A software-driven apparatus designed for measuring geometrical and physical properties of a large bubble formed at a capillary tip

We describe the construction of a software-driven instrument for the measurement of the properties of gas-liquid interfaces under not-far-from-equilibrium conditions. Instrumental design and operation are based on the formalism of systems' theory applied to surface processes (network surface thermodynamics). The apparatus forms a large bubble at a (circular) capillary tip immersed in a liquid solution. The bubble image, observed by a videocamera-microscope system, is acquired by a personal computer through a digitizing board. The computer controls the bubble size as a function of time by a feedback loop.
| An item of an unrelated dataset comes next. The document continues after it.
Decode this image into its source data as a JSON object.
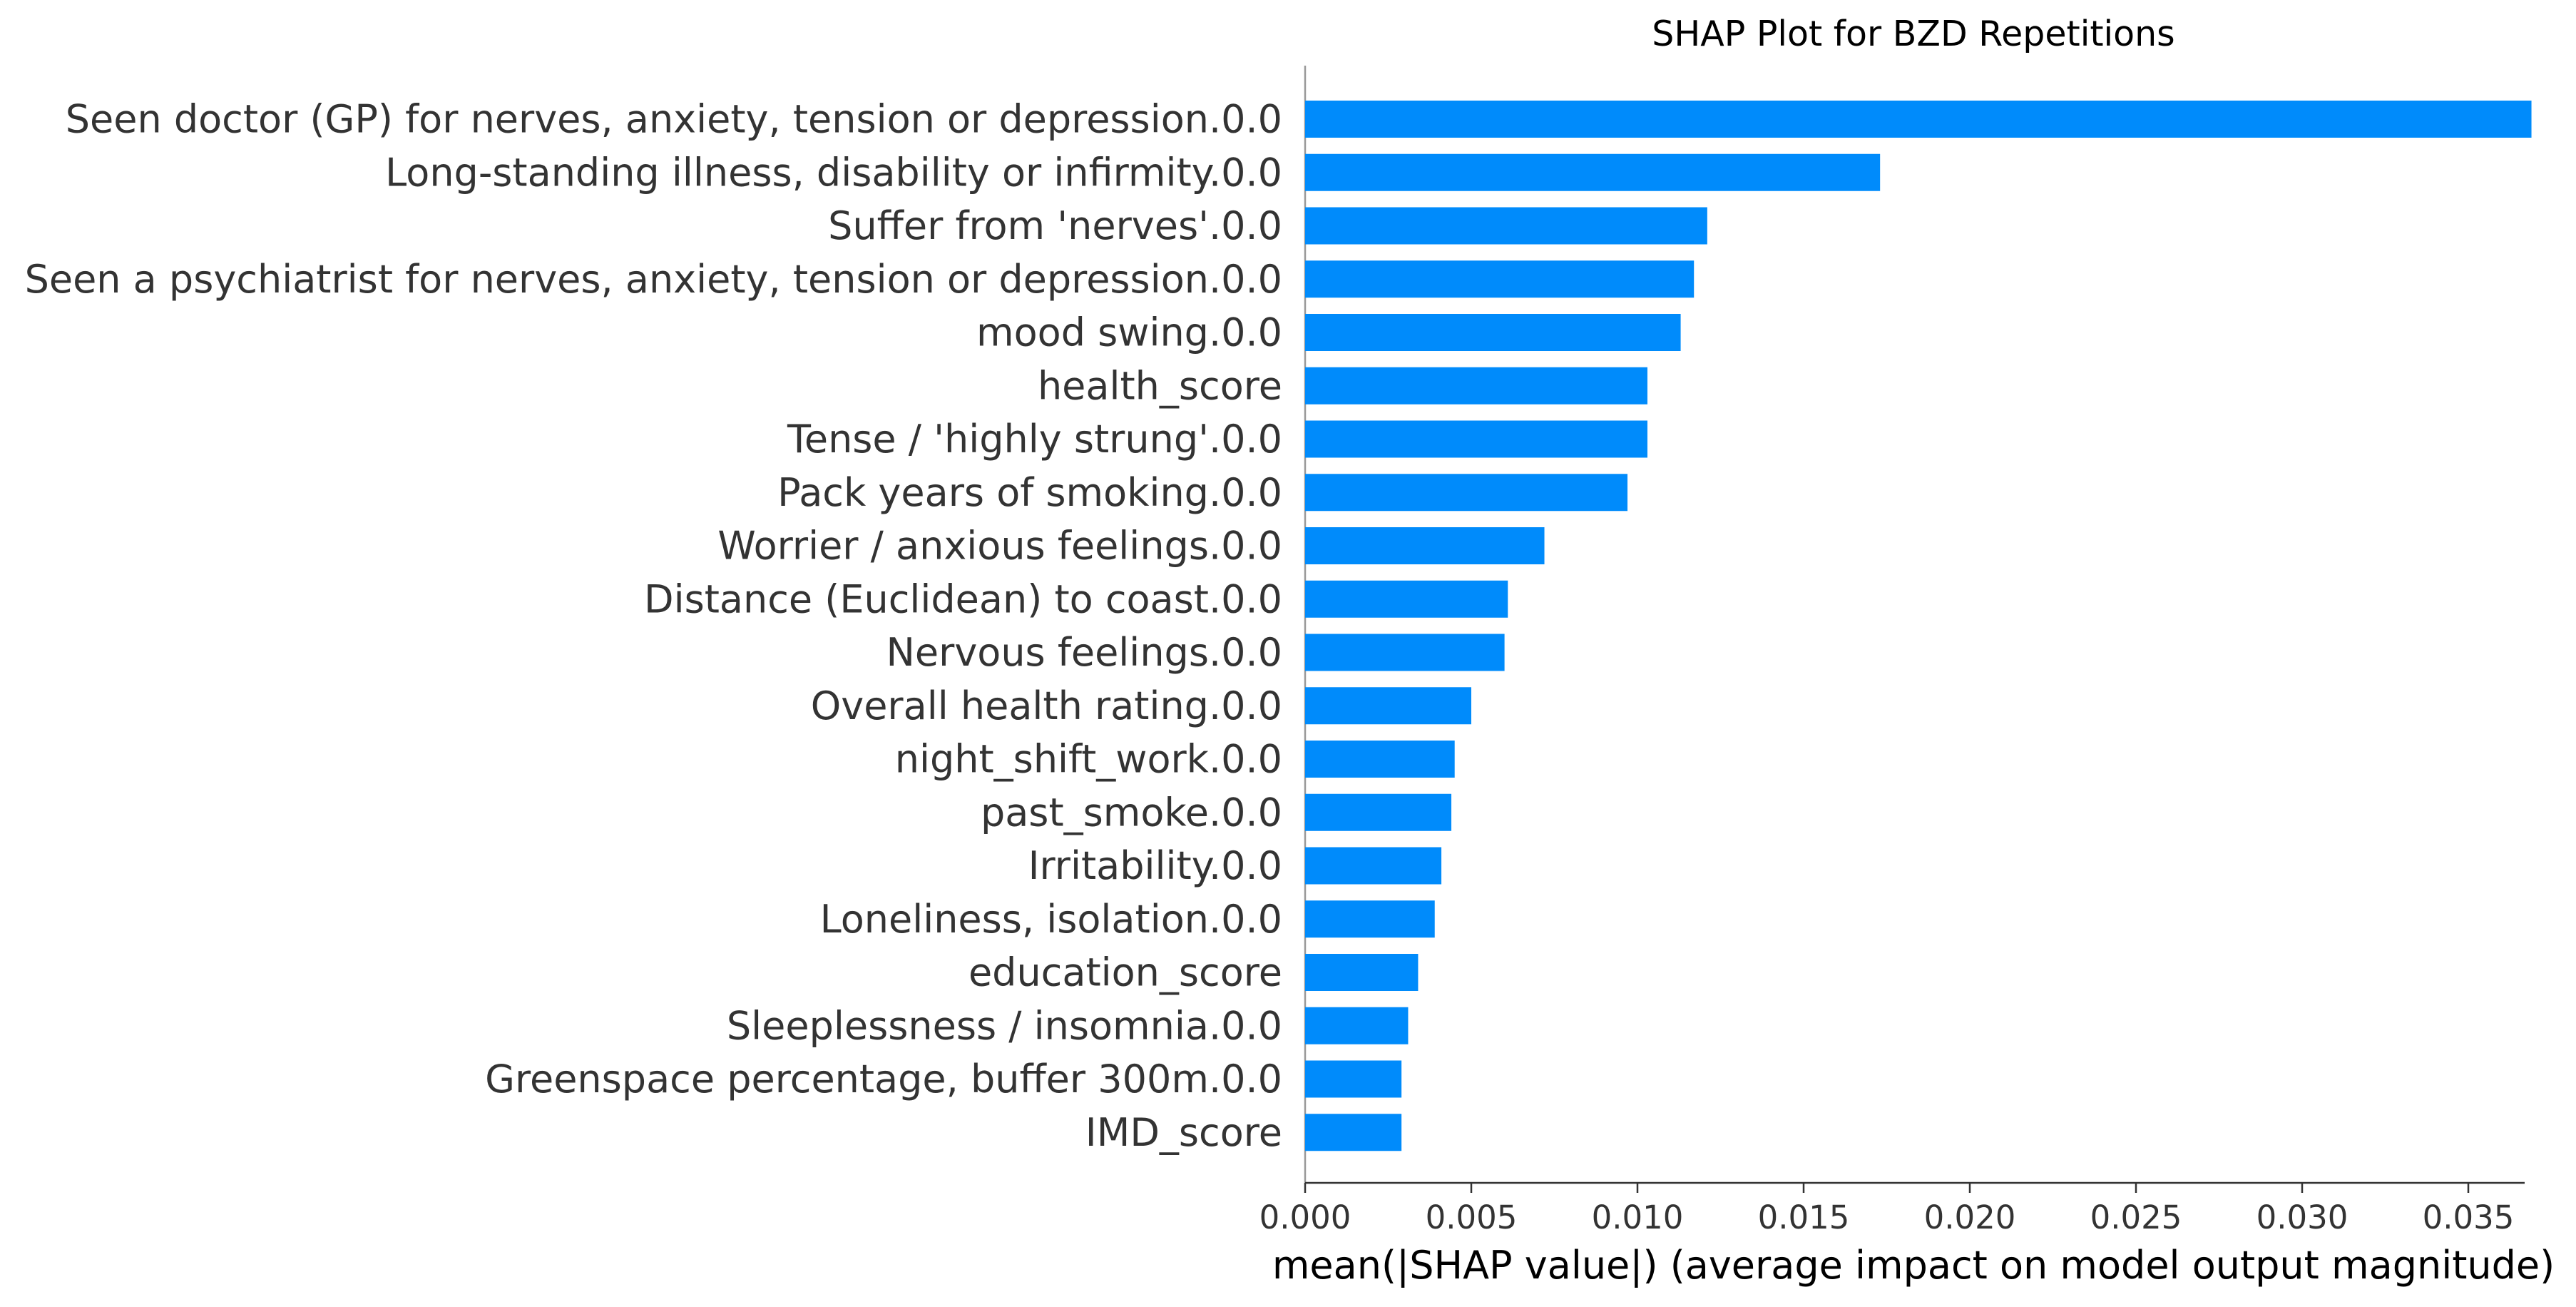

In practice, the bubble volume is changed, according to a given functional form, by changing the wall curvature (and hence the volume) of an air chamber (made with piezoelectric discs) in pneumatic connection with the bubble (no mechanical part is in motion). Adopting a similar procedure to that already developed by Neumann et al. [14] for axisymmetric drop shape analysis, the observed geometrical profile (derived from the bubble image) is compared with the calculated profile from the Gauss-Laplace equation. The static and dynamic interfacial properties are determined from the fit parameters and from the bubble pressure. The experimental results, obtained by the instrument, appear to be useful for the physical characterization of marine waters.